Doherty uncorked the bottle and sniffed. “Brandy-like, it is. Still, as a friend, perhaps I ought to taste it, to be on the safe side.”

He had the brandy in a glass before Palewski could think of a reply.

“Ah. A grand marque, if I’m not mistaken. One of the French houses, am I right?”

“Doherty, you may be a priest but I think you’re an ass.” Palewski put his hands on the mattress and shifted his position, grimacing. “Here. It’s for my pain.”

“Of course it is. I came to tell you, now, that my work in this city of infidels is almost done. I leave for Rome at the end of the week, and not, in my opinion, a moment too soon. This is no place for Christians, Palewski.”

“So you’ll be taking more than half the population of Istanbul with you?”

“Schismatics, my old friend. Half Turk, the lot of ’em. I’d gladly lead them to Rome if they’d admit their errors and put themselves under the protection of the Vicar of Christ. But they are all frogs in pots, Palewski—and I fear you are, too.”

“Frogs? What are you talking about?”

“Come, come. You know the story of the frog that was boiled alive? They heated the water slowly and he could just about bear it, a little hotter, a little hotter, until it was too hot for him, after all. And by then, he was dead. You’ve been here a long time, and I daresay you don’t notice the signs. Why, you’re lying there shot and you call it a decent place for a Christian?” He shook his head. “They’d have me by the heels if they got half a chance, I know it.”

“Who? The Orthodox?”

“The Mahommetans,” Doherty said darkly. “It starts with looks, and then it goes onto jostling, and jeering, and it’ll be stoning and burning before there’s an end on it, you mark my words.”

“Have you been jostled and jeered at, then?”

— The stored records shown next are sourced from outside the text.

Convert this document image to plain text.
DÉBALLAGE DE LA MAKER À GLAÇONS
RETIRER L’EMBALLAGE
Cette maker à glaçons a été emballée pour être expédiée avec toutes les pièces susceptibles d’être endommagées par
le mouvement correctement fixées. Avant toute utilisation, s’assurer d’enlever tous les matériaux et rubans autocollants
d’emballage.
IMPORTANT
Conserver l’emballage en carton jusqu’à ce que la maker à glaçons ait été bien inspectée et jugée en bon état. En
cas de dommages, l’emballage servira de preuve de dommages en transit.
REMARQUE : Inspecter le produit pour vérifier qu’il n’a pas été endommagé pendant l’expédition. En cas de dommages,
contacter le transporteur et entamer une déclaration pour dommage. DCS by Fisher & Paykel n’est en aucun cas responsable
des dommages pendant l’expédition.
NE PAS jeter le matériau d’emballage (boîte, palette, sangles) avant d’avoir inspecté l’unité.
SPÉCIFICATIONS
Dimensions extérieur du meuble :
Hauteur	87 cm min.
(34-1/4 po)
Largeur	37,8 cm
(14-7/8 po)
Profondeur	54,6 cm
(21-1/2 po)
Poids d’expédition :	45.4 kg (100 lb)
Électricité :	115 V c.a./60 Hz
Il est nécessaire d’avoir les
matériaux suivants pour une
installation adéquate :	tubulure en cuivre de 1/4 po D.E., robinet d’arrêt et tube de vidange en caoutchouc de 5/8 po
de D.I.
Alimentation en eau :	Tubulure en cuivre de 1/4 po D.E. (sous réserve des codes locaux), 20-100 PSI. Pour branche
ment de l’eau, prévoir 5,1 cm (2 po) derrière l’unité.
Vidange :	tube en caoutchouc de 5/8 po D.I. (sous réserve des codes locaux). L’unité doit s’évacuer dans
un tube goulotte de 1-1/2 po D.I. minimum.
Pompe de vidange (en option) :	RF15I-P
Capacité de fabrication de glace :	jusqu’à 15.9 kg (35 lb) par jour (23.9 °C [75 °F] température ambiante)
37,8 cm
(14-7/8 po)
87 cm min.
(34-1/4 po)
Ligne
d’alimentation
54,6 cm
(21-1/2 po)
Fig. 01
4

“I have. I’ve walked these very streets and been spat on, insulted and reviled. There’s an evil spirit in ’em, Palewski, and it’s gathering strength, when a man of the cloth can’t walk down a public street and escape the dark looks of that pagan race of idolators and blasphemers.”

“I don’t suppose many Mahommetans would know a Catholic priest from a tattooed Chinaman. You’re simply an object of surprise.”

“It’s the fires of eternal damnation that’ll be the surprise for them, Palewski. They don’t know it. Can’t see it. You’d best keep your eyes open, too, my friend, after I’m gone.”

Palewski allowed a pause to develop. “Well, we shall be sorry to lose you,” he said finally, without obvious conviction. He had thought the priest engaging company; he had not expected this fanatic. Anyway, he wanted Birgit. “I expect you’ll be seeing the Italians before you go?”

Father Doherty jostled his empty glass onto the bedside table, among the books and bottles. “No doubt. And I’ll be telling them the same as I’ve told you. They can’t go on playing games with their souls forever in this life.”